Part data is a vector described with shape signatures (a compact abstraction of a shape for easier comparison, e.g., the distribution of pairwise distances of mesh vertices, aka. D2 distribution), material properties, and part quality metrics.
The framework demonstrates high accuracy and confidence, indicating its predictive strength for Computer Aided Process Planning (CAPP). Additionally, we have explored various shape descriptors for similarity search in previously manufactured parts, comparing non-machine learning methods like D2 distribution and spherical harmonics with machine learning methods using different representations of 3D part models. We have found that different shape signatures perform better with certain geometric representations, e.g., spherical harmonics perform best in general, while deep learning on point cloud excels for rotational invariance (suggestions do not depend on how the part sits in a coordinate system).
Furthermore, we have found that instead of determining how a new part should be manufactured as a classification, we can search for similar parts that exist in a database of previously manufactured parts, with the rationale is that a candidate manufacturer should nominally have produced parts with similar function and manufacturing process requirements. Similar parts can be retrieved by searching for the closest latent vector in the database, where the vector is formed after training a Variational Auto-Encoder where the input and output to a neural network are the same. The proposed method outperforms shape-only retrieval models and supervised learning models trained with either process or functional labels.

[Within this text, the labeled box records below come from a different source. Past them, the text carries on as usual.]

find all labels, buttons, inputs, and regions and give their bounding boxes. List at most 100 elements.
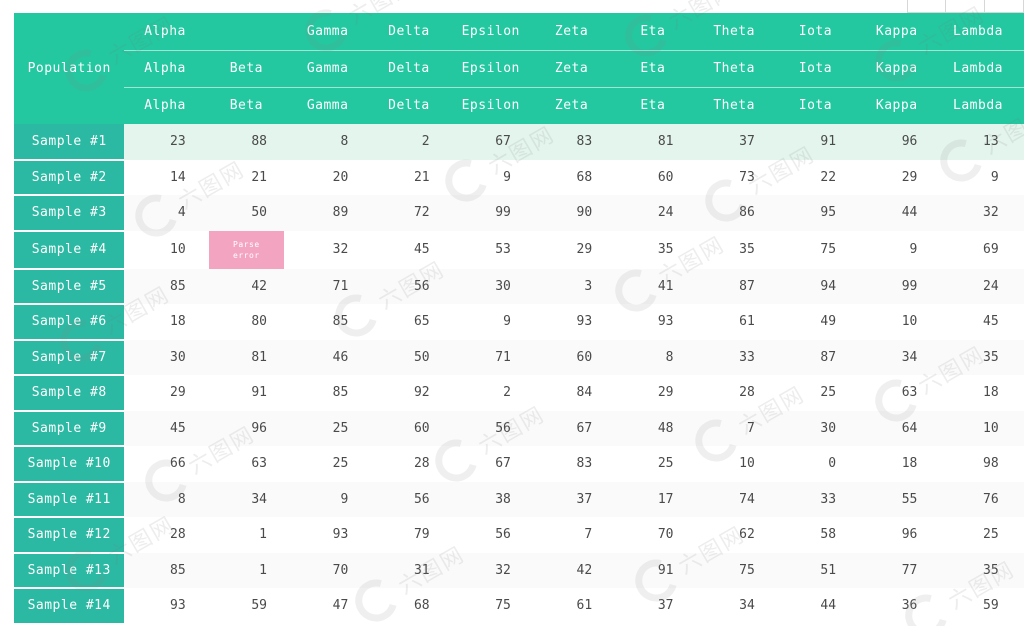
data-cell[interactable]: 8 (287, 124, 369, 160)
data-cell[interactable]: 71 (449, 339, 531, 375)
data-cell[interactable]: 24 (937, 268, 1019, 304)
data-cell[interactable]: 75 (774, 230, 857, 269)
data-cell[interactable]: 23 (124, 124, 206, 160)
column-subsubheader-gamma[interactable]: Gamma (287, 86, 369, 124)
column-subheader-gamma[interactable]: Gamma (287, 49, 369, 87)
column-header-zeta[interactable]: Zeta (530, 13, 613, 50)
column-header-gamma[interactable]: Gamma (287, 13, 369, 50)
data-cell[interactable]: 56 (449, 410, 531, 446)
data-cell[interactable]: 50 (368, 339, 450, 375)
column-subsubheader-zeta[interactable]: Zeta (530, 86, 613, 124)
data-cell[interactable]: 0 (774, 446, 857, 482)
data-cell[interactable]: 24 (612, 195, 694, 231)
data-cell[interactable]: 14 (124, 159, 206, 195)
data-cell[interactable]: 22 (774, 159, 857, 195)
data-cell[interactable]: 42 (205, 268, 287, 304)
data-cell[interactable]: 85 (124, 268, 206, 304)
data-cell[interactable]: 9 (856, 230, 938, 269)
data-cell[interactable]: 21 (368, 159, 450, 195)
data-cell[interactable]: 92 (1018, 446, 1024, 482)
data-cell[interactable]: 40 (1018, 517, 1024, 553)
data-cell[interactable]: 66 (124, 446, 206, 482)
data-cell[interactable]: 46 (287, 339, 369, 375)
data-cell[interactable]: 95 (1018, 481, 1024, 517)
data-cell[interactable]: 69 (937, 230, 1019, 269)
data-cell[interactable]: 74 (693, 481, 775, 517)
data-cell[interactable]: 79 (368, 517, 450, 553)
data-cell[interactable]: 3 (530, 268, 613, 304)
data-cell[interactable]: 9 (449, 159, 531, 195)
data-cell[interactable]: 98 (937, 446, 1019, 482)
data-cell[interactable]: 71 (287, 268, 369, 304)
column-subheader-zeta[interactable]: Zeta (530, 49, 613, 87)
data-cell[interactable]: 93 (287, 517, 369, 553)
data-cell[interactable]: 75 (693, 552, 775, 588)
column-subsubheader-lambda[interactable]: Lambda (937, 86, 1019, 124)
data-cell[interactable]: 53 (1018, 552, 1024, 588)
data-cell[interactable]: 89 (287, 195, 369, 231)
column-subheader-lambda[interactable]: Lambda (937, 49, 1019, 87)
data-cell[interactable]: 29 (612, 375, 694, 411)
column-subheader-beta[interactable]: Beta (205, 49, 287, 87)
data-cell[interactable]: 72 (368, 195, 450, 231)
data-cell[interactable]: 33 (693, 339, 775, 375)
table-row[interactable]: Sample #118349563837177433557695 (14, 481, 1024, 518)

Creating an ontology of design for additive manufacturing
Additive manufacturing gives designers new freedoms to create complex geometries and combine parts into one. However, it has its own limitations, and more importantly, there are less mature guidelines for designers to adopt. To formalize knowledge of design for additive manufacturing processes, we have developed an ontology using formal RDF and OWL representations in the Protégé tool. The knowledge is represented in terms of a set of subjects (abstract entities), object properties (relations or links among the entities). The subjects have a hierarchical structure where subclasses have a standard RDF:isA relationship with the superclass. This formal modeling approach also includes defining data properties (attributes of entities), cardinality rules, types of object properties (e.g., symmetric or directional relations), properties of subject sets (e.g., an entity being disjoint with other entities under a superclass), and cardinality rules. We demonstrate how information about building three types of design features were instilled in different modeling attempts. The features are revolute joint, thread assembly (screw connection), and slider-crank. How multiple instances (build events) are stored and retrieved in the knowledge base is discussed in light of different modeling decisions that were made in different versions of the ontology. A set of competency questions are described which help evaluate the sufficiency of the ontologies. Examples are given about how queries are formalized in SPARQL (the formal querying language for semantic web) and what can be retrieved. The formalized ontology not only provides a way to capture and describe meta-knowledge about design for additive manufacturing, but also creates a basis for documenting the existing ad-hoc information in the literature on guidelines for how to utilize the different additive processes and what their limitations are. Knowledge documentation is the main objective of the current ontology. However, representation of design rules in a structured modular hierarchy, and reasoning about these rules in addition to discovering new rules (e.g., generalizations with induction) are future directions and considered when modeling current ontologies.